Over time, lots of fellow spinal readers have tried to kick me into action, telling me that Trampers are brilliant, tough as old boots and go on for ever, rain or shine. One user even rescued an injured walker by putting them in a trailer she was towing. Others go on Ramblers’ club outings on them. “I know how unglamorous they are honestly, I’ve had such a sense of freedom with mine,” writes another friend.
Another lady feels like Jeremy Clarkson in hers. “If I switch it to top speed, it does not make me feel disabled, but rather powerful.” Now I wish I could say the same after one outing, but certainly I felt an adventurer, intimate again with nature, experiencing the forgotten, precious thrill of loitering in my own time, close to the exotic spring growth on the trees and the birdsong and crunch of the stones.
Other readers encourage me to try a less sedate solution, a revolutionary British wheelchair called the Trekninetic, designed by a Formula One motor racing engineer.
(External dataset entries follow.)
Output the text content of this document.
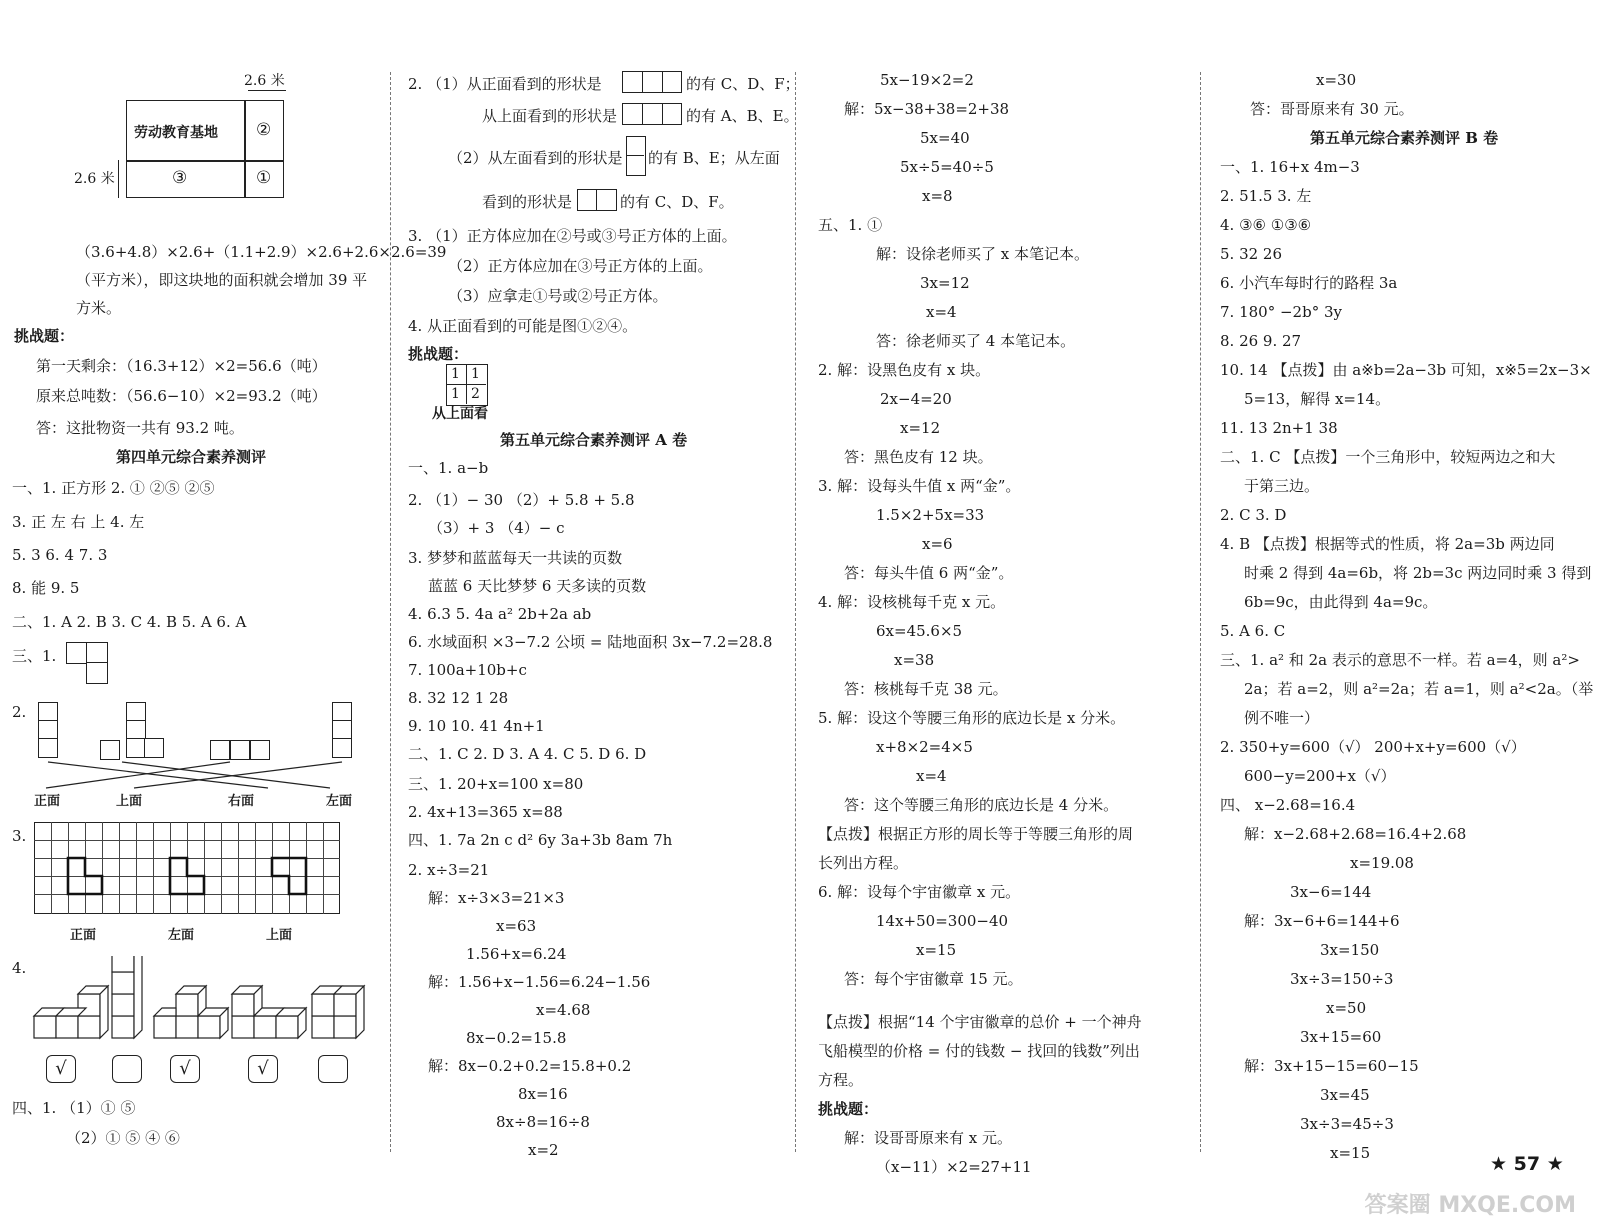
2.6 米
劳动教育基地 ②
③	①
2.6 米
（3.6+4.8）×2.6+（1.1+2.9）×2.6+2.6×2.6=39
（平方米），即这块地的面积就会增加 39 平
方米。
挑战题：
第一天剩余：（16.3+12）×2=56.6（吨）
原来总吨数：（56.6−10）×2=93.2（吨）
答：这批物资一共有 93.2 吨。
第四单元综合素养测评
一、1. 正方形 2. ① ②⑤ ②⑤
3. 正 左 右 上 4. 左
5. 3 6. 4 7. 3
8. 能 9. 5
二、1. A 2. B 3. C 4. B 5. A 6. A
三、1.
2.
正面	上面	右面	左面
3.
正面	左面	上面
4.
√	√	√
四、1. （1）① ⑤
（2）① ⑤ ④ ⑥
2. （1）从正面看到的形状是	的有 C、D、F；
从上面看到的形状是	的有 A、B、E。
（2）从左面看到的形状是 的有 B、E；从左面
看到的形状是	的有 C、D、F。
3. （1）正方体应加在②号或③号正方体的上面。
（2）正方体应加在③号正方体的上面。
（3）应拿走①号或②号正方体。
4. 从正面看到的可能是图①②④。
挑战题：
1 1
1 2
从上面看
第五单元综合素养测评 A 卷
一、1. a−b
2. （1）− 30 （2）+ 5.8 + 5.8
（3）+ 3 （4）− c
3. 梦梦和蓝蓝每天一共读的页数
蓝蓝 6 天比梦梦 6 天多读的页数
4. 6.3 5. 4a a² 2b+2a ab
6. 水域面积 ×3−7.2 公顷 = 陆地面积 3x−7.2=28.8
7. 100a+10b+c
8. 32 12 1 28
9. 10 10. 41 4n+1
二、1. C 2. D 3. A 4. C 5. D 6. D
三、1. 20+x=100 x=80
2. 4x+13=365 x=88
四、1. 7a 2n c d² 6y 3a+3b 8am 7h
2. x÷3=21
解：x÷3×3=21×3
x=63
1.56+x=6.24
解：1.56+x−1.56=6.24−1.56
x=4.68
8x−0.2=15.8
解：8x−0.2+0.2=15.8+0.2
8x=16
8x÷8=16÷8
x=2
5x−19×2=2
解：5x−38+38=2+38
5x=40
5x÷5=40÷5
x=8
五、1. ①
解：设徐老师买了 x 本笔记本。
3x=12
x=4
答：徐老师买了 4 本笔记本。
2. 解：设黑色皮有 x 块。
2x−4=20
x=12
答：黑色皮有 12 块。
3. 解：设每头牛值 x 两“金”。
1.5×2+5x=33
x=6
答：每头牛值 6 两“金”。
4. 解：设核桃每千克 x 元。
6x=45.6×5
x=38
答：核桃每千克 38 元。
5. 解：设这个等腰三角形的底边长是 x 分米。
x+8×2=4×5
x=4
答：这个等腰三角形的底边长是 4 分米。
【点拨】根据正方形的周长等于等腰三角形的周
长列出方程。
6. 解：设每个宇宙徽章 x 元。
14x+50=300−40
x=15
答：每个宇宙徽章 15 元。
【点拨】根据“14 个宇宙徽章的总价 + 一个神舟
飞船模型的价格 = 付的钱数 − 找回的钱数”列出
方程。
挑战题：
解：设哥哥原来有 x 元。
（x−11）×2=27+11
x=30
答：哥哥原来有 30 元。
第五单元综合素养测评 B 卷
一、1. 16+x 4m−3
2. 51.5 3. 左
4. ③⑥ ①③⑥
5. 32 26
6. 小汽车每时行的路程 3a
7. 180° −2b° 3y
8. 26 9. 27
10. 14 【点拨】由 a※b=2a−3b 可知，x※5=2x−3×
5=13，解得 x=14。
11. 13 2n+1 38
二、1. C 【点拨】一个三角形中，较短两边之和大
于第三边。
2. C 3. D
4. B 【点拨】根据等式的性质，将 2a=3b 两边同
时乘 2 得到 4a=6b，将 2b=3c 两边同时乘 3 得到
6b=9c，由此得到 4a=9c。
5. A 6. C
三、1. a² 和 2a 表示的意思不一样。若 a=4，则 a²>
2a；若 a=2，则 a²=2a；若 a=1，则 a²<2a。（举
例不唯一）
2. 350+y=600（√） 200+x+y=600（√）
600−y=200+x（√）
四、 x−2.68=16.4
解：x−2.68+2.68=16.4+2.68
x=19.08
3x−6=144
解：3x−6+6=144+6
3x=150
3x÷3=150÷3
x=50
3x+15=60
解：3x+15−15=60−15
3x=45
3x÷3=45÷3
x=15	★ 57 ★
答案圈 MXQE.COM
It’s reversed, with the big wheels at the front and a single wheel at the back, and described as sensational off road by its users. Perfect for Q-bikes, I reflect. But I have chosen the Vicar’s wife’s bicycle.
When I got home, soaking wet, Pip was ecstatic to be back and Dave had that where-have-you-been look on his face. “do you know how long you have been away? Forty minutes” It dawns on me that every one worries about my safety except me.